Best Little Hellhouse in Texas (für das Suzerain-System) hat eine Nachkriegszustand wie nach dem Nordamerikanischen Bürgerkrieg, jedoch war der Gegenstand des Krieges eher etwas wie der Unabhängigkeitskrieg. Da wurde zum "Aufsetzen" der Position der Verlierer, die aber auf der "richtigen" Seite gekämpft haben, eben etwas "Kriegsartiges" gebraucht (wie ja auch in Firefly der Unification War).
Die meisten Western-Rollenspiele setzen bei den Indianerkriegen NACH dem Bürgerkrieg an und verwenden die Versatzstücke der entsprechenden Western, wo ja auch die Ex-Rebellen immer einen besonderen Stellenwert als die Verlierer, die für ihre respektable Überzeugung gekämpft haben, genießen.

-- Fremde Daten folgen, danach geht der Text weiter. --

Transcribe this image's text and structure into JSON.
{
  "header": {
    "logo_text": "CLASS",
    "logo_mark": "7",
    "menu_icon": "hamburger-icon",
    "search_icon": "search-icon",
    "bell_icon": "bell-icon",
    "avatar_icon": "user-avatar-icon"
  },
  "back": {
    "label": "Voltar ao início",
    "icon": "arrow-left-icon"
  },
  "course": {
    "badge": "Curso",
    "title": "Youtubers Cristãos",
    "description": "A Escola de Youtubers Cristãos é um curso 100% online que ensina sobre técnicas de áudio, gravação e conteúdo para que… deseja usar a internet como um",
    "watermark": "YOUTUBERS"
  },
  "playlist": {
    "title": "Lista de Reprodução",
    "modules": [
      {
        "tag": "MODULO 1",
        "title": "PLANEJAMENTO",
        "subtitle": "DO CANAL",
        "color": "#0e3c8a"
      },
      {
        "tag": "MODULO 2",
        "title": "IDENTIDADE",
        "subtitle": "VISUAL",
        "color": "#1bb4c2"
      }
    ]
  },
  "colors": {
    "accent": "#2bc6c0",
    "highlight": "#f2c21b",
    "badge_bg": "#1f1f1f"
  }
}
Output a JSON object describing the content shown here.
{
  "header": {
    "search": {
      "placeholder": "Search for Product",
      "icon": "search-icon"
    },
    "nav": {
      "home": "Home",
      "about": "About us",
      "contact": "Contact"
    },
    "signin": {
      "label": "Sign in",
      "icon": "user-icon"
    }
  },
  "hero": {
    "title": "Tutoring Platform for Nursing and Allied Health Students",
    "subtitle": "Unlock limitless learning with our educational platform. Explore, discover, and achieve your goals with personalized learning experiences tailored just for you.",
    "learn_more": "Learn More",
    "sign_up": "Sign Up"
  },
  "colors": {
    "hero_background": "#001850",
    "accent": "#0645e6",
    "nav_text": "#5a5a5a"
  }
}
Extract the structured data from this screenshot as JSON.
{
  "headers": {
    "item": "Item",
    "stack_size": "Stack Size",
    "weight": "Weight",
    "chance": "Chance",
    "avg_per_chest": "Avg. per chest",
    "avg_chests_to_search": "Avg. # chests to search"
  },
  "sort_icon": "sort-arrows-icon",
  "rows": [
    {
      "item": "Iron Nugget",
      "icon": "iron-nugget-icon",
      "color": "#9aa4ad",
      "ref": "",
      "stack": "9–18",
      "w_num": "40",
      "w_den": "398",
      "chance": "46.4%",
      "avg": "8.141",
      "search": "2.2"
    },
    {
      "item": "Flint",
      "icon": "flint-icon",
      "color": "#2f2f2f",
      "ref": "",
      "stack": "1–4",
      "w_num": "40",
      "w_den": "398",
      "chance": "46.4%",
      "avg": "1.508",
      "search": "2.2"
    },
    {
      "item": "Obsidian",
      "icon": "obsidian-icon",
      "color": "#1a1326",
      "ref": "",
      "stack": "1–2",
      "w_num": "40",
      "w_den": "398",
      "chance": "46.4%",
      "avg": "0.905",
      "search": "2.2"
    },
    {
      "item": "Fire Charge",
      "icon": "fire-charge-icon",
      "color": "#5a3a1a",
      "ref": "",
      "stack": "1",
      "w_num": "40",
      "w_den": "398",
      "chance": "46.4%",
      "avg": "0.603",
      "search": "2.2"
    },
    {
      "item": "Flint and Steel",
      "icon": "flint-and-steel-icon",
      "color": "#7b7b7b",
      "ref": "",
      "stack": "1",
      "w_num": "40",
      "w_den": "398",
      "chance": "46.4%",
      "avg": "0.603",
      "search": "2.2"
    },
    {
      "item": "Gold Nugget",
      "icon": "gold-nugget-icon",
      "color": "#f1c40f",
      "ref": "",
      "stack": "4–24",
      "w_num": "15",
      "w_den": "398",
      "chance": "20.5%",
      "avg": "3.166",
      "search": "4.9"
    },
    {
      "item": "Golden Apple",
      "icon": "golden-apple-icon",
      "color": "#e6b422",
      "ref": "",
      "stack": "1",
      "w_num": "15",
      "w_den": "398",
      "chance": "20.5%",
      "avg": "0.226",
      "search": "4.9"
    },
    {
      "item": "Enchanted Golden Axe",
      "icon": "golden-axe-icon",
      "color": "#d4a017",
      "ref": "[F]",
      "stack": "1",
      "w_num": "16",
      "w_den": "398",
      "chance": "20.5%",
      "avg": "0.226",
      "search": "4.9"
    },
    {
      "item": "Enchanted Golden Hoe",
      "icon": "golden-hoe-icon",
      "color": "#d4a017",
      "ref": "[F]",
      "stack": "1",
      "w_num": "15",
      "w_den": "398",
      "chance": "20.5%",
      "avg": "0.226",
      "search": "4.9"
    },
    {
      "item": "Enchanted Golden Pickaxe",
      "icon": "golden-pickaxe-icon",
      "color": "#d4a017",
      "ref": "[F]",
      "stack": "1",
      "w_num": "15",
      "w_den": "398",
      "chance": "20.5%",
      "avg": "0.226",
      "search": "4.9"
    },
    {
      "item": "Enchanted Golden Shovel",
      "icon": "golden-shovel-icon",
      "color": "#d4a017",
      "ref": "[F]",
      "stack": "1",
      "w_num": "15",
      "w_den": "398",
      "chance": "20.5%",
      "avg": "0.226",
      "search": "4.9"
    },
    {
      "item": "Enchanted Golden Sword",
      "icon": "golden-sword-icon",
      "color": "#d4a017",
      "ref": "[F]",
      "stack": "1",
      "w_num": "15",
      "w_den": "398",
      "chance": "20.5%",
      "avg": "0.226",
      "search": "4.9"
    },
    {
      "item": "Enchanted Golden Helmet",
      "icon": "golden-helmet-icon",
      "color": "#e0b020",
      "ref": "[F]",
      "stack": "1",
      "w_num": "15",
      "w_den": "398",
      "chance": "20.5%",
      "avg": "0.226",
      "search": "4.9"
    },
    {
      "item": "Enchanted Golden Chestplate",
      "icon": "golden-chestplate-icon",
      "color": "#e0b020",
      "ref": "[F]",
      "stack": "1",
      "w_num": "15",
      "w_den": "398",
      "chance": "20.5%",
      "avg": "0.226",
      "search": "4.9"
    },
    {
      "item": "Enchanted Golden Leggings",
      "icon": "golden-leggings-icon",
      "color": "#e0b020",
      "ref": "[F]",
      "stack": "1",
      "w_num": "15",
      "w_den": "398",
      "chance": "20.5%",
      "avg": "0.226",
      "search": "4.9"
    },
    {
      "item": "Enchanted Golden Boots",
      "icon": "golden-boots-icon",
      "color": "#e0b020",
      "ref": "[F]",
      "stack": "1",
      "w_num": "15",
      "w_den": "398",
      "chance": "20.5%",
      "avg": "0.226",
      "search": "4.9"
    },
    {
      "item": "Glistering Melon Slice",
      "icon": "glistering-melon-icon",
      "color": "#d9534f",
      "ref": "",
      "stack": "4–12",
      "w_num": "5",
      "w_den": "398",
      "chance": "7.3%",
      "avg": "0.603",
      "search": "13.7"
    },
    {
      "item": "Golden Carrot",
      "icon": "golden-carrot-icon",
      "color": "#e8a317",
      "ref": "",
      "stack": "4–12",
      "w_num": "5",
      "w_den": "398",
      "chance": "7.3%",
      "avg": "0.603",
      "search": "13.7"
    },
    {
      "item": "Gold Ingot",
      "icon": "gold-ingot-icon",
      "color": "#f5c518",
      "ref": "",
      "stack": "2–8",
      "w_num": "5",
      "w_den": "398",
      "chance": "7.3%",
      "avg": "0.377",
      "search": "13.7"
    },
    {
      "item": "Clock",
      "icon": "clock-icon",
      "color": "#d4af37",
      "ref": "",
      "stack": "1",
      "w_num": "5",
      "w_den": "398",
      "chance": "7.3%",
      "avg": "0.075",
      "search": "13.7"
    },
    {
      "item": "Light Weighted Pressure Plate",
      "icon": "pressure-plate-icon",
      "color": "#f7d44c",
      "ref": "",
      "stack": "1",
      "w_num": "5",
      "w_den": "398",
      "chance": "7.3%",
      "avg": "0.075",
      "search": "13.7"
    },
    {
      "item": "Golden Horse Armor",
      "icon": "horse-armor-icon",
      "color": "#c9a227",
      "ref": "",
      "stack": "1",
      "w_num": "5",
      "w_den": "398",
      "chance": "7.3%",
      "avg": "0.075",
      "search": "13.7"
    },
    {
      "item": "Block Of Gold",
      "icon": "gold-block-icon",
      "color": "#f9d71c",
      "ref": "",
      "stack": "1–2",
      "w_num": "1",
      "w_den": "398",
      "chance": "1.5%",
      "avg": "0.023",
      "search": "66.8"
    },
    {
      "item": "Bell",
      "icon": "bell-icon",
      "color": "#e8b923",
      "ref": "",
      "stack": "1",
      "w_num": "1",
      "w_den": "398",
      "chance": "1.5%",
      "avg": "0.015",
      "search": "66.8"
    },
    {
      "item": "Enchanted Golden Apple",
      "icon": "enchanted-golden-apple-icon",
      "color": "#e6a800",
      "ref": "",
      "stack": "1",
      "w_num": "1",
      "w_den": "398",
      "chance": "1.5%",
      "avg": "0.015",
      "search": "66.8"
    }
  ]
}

Das Problem von Rollenspiel mitten in einem historisch-akkuraten Kriegszeitraum ist ja, daß zum einen der Zeitraum abgesteckt ist - und daß die SPIELER das im Gegensatz zu den Charakteren ja auch WISSEN. "Laß uns noch einen Monat hier ausharren, dann ist der Friedensschluß perfekt und wir geraten nicht in die Gemetzel an Flüchtlingen!"
Zum anderen bekommt man die IMMER UNANGENEHME "R-Frage" an allen Ecken und Enden um die Ohren geknallt. Wie sehr können denn SCs Einfluß auf den Verlauf der in Geschichtsbüchern nachlesbaren Historie nehmen? - KEINEN? Wie langweilig!
Somit müssen die SCs stets kleingehalten werden und dürfen nur unwichtiges Zeug machen, ohne jeglichen merklichen Effekt auf diese historisch-akkurate Spielwelt.
Keine Stonewall Jacksons unter den SCs! Nur John Does, die ein namenloses Grab finden - wenn sie das Glück haben in einem Stück zu sterben und überhaupt beerdigt zu werden.
Klar kann man vor dem Bürgerkrieg ein militärisches Rollenspiel ansetzen. Das verträgt jedoch KEINE "Abenteuerer"-Klassen, sondern da spielen die Charaktere arme Schweine an Soldaten, die in Formationen(!) aus nächster Nähe(!) aufeinander ballern, die von Canister-Shots in Fetzen geschossen werden, die verhungern und an Seuchen draufgehen, usw.
Wie spannend - EBEN NICHT!
Historisch akkurate Kriege im Rollenspiel zu spielen, ist bescheuert und außerordentlich uninteressant. - Daher spielen die allermeisten Western-Rollenspiele in einem CINEMATISCHEN WESTERN-Setting.
Wie im Kino! - Das heißt, daß der gute Held den niedergeschossenen Kumpel aus der Kadetten-Anstalt kurz betrauert, dann aber dessen Standarte der Einheit aufnimmt und mit Flagge und Säbel den Ansturm gegen die Geschützstellungen und die kampferfahrenen Truppen der Feinde anführt, bei dem ALLE umkommen, bis auf den guten Helden, der für seine Tapferkeit sogar von den Offizieren der Gegenseite mit Respekt behandelt wird.
Das ist aber eben NICHT historisch-akkurat, sondern eben Kino-Kriegs-Romantik.
Und so etwas zu spielen macht schon Spaß.